“By mere words a servant is not disciplined, for though he understands, he will not respond.” – Proverbs 29:19
Teddy Roosevelt maneuvered the US military through more than a few tight squeezes during his presidency (1901-1909). He espoused this West African proverb as his guiding star in diplomacy: “Speak softly and carry a big stick.” Roosevelt was a man of action. He abhorred sabre-rattling and word games. If he threatened to leave his kid behind at the toy store, you can bet he would have done it.
Roosevelt’s proverb and the Bible’s one above give us the same advice: words will only carry the weight of the actions behind them. Empty threats create a vicious cycle—those hearing them become more hardened and self-willed, and those issuing them become more powerless and desperate.

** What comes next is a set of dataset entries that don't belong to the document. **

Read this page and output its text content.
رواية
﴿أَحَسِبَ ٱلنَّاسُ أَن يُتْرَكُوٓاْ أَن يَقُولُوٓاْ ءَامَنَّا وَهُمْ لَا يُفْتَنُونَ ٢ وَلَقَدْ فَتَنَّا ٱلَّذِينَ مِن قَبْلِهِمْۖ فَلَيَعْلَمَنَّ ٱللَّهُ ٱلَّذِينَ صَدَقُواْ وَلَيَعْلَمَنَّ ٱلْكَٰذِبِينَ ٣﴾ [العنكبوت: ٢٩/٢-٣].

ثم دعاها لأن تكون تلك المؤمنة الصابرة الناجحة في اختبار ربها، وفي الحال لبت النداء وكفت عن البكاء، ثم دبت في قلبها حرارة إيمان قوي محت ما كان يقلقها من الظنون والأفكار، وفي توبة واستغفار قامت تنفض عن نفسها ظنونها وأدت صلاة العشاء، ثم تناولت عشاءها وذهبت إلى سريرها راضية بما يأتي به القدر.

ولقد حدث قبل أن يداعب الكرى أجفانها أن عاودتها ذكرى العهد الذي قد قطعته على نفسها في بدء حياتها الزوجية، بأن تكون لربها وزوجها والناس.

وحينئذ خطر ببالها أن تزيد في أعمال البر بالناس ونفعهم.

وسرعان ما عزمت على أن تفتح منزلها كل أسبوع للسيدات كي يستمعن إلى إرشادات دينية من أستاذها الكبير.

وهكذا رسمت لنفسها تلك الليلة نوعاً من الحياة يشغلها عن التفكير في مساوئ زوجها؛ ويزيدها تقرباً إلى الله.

Wherever there is a gap between speech and reality, you can be sure that those most concerned in the matter will find it out.

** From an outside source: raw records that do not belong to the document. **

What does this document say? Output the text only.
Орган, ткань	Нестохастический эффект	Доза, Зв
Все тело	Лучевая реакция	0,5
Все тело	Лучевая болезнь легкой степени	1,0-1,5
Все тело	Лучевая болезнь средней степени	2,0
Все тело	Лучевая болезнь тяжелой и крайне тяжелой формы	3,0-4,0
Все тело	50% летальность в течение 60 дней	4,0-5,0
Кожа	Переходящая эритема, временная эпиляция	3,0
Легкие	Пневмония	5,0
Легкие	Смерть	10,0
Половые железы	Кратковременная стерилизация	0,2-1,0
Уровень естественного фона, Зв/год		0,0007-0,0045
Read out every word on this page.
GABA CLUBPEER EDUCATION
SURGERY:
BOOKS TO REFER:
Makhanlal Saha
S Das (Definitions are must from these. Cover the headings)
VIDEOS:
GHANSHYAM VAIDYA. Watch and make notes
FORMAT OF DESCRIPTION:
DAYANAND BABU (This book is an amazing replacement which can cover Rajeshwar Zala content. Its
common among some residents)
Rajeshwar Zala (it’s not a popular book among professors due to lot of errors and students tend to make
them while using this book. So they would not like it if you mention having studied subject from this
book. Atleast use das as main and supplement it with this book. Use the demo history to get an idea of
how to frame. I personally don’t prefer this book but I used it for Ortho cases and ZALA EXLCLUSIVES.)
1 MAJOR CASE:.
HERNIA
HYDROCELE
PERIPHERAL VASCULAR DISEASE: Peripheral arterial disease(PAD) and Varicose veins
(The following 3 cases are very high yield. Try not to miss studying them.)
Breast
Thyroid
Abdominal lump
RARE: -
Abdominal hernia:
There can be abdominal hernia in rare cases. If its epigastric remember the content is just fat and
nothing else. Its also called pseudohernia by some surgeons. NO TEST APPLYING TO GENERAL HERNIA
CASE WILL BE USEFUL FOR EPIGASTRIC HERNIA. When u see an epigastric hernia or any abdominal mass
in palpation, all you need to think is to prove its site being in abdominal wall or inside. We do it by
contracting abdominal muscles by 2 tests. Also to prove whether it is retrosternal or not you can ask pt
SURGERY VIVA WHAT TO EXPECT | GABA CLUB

You can rage yourself into exhaustion or whisper a warning, but the performance you can expect will always depend on the standards you enforce. Set and solidify your boundaries ahead of time. That’s your stick. Then speak softly.
Many popular education and management strategies spring from the spiritual conviction that all failures and deficiencies are the unfortunate result of ignorance. If you can only explain yourself in such a way so that little Billy understands the reason why throwing rocks at windows does not tend towards the progress of society, of course he will never do it again.

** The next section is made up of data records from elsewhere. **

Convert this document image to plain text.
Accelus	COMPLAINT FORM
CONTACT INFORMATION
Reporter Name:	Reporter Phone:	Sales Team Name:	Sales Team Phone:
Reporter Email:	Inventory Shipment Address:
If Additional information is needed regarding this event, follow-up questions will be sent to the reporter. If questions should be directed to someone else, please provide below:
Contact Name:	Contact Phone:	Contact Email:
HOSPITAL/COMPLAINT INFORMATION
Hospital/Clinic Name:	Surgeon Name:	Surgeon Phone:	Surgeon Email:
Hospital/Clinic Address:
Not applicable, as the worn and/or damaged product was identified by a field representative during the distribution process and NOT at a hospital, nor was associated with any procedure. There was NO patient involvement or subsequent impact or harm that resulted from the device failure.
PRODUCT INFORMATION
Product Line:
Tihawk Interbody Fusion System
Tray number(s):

Such an opinion is naïve enabling, with children and adults. Understanding is not the issue for the servant in this proverb. He comprehends perfectly what is being asked, and why, and all your supporting motivations. But those are mere words. The real trouble is that without God’s help, we are incorrigibly selfish. If I cannot see any benefit for myself, I may fully grasp the theory of another’s desire, but it has no effect on me.
We are sometimes surprised (but shouldn’t be) that God himself works in this way. He doesn’t set his commands off in abstraction so that we contemplate good and evil with disinterest, like cultural curiosities of a foreign land. Trusting and following Jesus is the most beneficial life for us, and God fills his Word with reminders of that as spurs for us to live our best life.
“Keep my statutes and my rules,” God says. “If a person does them, he shall live by them” (Lev 18:5). Jesus says that the reason he came was so that we could have life, and have it abundantly (Jn 10:10). There is not a single empty threat or promise in the Bible, because it’s God’s cheat sheet for how He made the world. Not one of his words falls to the ground. He invites us: Go ahead, try these things out. He never has to raise his voice because he controls exactly how things work. He gives us the Bible to save us the trouble of “guess and check.”